= Ying Guo =

Chinese biostatistician

Ying Guo is a Chinese biostatistician specializing in biomedical imaging, neuroimaging, and high-dimensional data analysis. She is a professor of biostatistics and bioinformatics at Emory University, where she directs the Emory Center for Biomedical Imaging Statistics(CBIS).

==Education and career==
Guo graduated from Renmin University of China in 1998 and earned a Master's in statistics in 2000. She completed her Ph.D. in biostatistics at Emory University in 2004. Her dissertation, Assessing Agreement for Survival Outcomes, was supervised by Amita Manatunga.

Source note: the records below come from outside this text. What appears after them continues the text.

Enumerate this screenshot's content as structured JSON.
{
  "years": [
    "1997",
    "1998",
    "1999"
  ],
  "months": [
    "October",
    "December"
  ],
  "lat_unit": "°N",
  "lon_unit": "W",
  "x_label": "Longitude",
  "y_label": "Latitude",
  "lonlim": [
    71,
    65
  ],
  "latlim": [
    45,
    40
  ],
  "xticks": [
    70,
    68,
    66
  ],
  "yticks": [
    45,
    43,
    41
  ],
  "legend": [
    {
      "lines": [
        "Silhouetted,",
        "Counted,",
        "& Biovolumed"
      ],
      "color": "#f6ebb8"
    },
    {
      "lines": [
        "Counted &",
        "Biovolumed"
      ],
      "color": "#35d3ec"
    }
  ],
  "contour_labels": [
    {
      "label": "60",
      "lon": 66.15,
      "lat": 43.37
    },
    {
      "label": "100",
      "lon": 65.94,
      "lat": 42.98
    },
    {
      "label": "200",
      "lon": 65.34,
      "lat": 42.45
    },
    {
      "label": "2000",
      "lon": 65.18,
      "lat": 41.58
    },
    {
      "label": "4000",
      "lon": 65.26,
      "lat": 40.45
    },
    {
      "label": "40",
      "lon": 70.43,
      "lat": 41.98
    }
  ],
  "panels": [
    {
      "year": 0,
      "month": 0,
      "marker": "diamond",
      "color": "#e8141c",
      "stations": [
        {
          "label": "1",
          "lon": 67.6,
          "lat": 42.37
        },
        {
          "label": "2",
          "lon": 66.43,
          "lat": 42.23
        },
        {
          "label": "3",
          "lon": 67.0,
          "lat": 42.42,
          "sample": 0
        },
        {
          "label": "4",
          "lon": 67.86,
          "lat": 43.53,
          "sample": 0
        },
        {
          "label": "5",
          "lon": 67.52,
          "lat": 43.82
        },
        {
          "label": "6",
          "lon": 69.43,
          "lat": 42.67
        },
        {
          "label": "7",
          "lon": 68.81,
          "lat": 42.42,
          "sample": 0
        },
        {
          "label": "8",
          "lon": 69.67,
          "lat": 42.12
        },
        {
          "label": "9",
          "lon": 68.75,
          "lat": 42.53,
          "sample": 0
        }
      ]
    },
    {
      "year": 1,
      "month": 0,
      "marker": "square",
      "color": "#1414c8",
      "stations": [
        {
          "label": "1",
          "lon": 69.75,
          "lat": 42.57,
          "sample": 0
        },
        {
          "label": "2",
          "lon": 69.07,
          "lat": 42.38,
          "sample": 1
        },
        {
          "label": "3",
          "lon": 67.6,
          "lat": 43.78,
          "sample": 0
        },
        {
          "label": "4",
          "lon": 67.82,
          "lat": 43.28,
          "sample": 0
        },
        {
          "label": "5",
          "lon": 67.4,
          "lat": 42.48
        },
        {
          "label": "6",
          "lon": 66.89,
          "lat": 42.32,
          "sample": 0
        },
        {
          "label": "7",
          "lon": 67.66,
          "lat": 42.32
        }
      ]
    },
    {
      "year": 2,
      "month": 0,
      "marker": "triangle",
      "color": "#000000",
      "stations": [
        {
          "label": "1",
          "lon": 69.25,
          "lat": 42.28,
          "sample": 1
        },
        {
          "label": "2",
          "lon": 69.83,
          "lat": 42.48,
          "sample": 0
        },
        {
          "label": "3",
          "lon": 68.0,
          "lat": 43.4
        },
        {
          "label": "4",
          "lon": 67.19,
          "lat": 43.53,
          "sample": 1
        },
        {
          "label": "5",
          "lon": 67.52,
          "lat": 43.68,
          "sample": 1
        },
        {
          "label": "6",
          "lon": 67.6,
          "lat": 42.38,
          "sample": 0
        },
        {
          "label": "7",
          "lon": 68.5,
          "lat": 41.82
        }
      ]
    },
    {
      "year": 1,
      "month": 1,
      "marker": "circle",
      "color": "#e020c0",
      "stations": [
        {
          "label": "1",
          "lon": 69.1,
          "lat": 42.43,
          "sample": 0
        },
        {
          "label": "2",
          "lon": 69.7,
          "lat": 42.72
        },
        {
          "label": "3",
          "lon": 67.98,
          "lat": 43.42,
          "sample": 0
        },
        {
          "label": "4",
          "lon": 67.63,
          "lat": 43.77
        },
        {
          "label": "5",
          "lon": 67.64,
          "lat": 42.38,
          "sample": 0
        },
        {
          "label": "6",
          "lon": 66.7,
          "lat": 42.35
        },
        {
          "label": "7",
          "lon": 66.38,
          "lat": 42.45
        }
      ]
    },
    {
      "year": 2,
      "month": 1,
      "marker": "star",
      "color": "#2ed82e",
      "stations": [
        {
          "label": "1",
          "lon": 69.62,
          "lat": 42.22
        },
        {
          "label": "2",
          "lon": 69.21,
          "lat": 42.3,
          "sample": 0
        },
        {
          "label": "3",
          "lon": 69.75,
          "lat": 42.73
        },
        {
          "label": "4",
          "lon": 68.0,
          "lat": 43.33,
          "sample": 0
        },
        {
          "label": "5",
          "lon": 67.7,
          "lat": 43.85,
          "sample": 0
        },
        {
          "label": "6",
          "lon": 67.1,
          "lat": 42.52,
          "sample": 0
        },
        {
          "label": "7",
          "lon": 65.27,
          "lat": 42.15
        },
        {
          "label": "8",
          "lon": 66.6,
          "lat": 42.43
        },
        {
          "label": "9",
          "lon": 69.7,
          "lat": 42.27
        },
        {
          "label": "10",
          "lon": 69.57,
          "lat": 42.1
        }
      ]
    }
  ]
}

After continuing to work at Emory as a research assistant professor, she was offered a tenure-track position in 2006. Later, in 2014, she became acting director of the Center for Biomedical Imaging Statistics in 2014 and director in 2016. She became a full professor at Emory in 2019. At Emory, Guo has maintained longstanding and active collaborations with two other female biostatisticians Amita Manatunga and Limin Peng. Guo’s research develops advanced statistical methods for complex biomedical data, with a focus on brain function, Connectome, mental health, and neurodevelopment, and translates these innovations into impactful public health applications.

==Recognition==
Guo was the president of the Georgia chapter of the American Statistical Association for 2017–2018. In 2018, she was elected as a Fellow of the American Statistical Association. She was also the elected chair of the ASA Statistics in Imaging program in 2021.. She received the Michael H. Kutner Distinguished Alumni Award in 2023.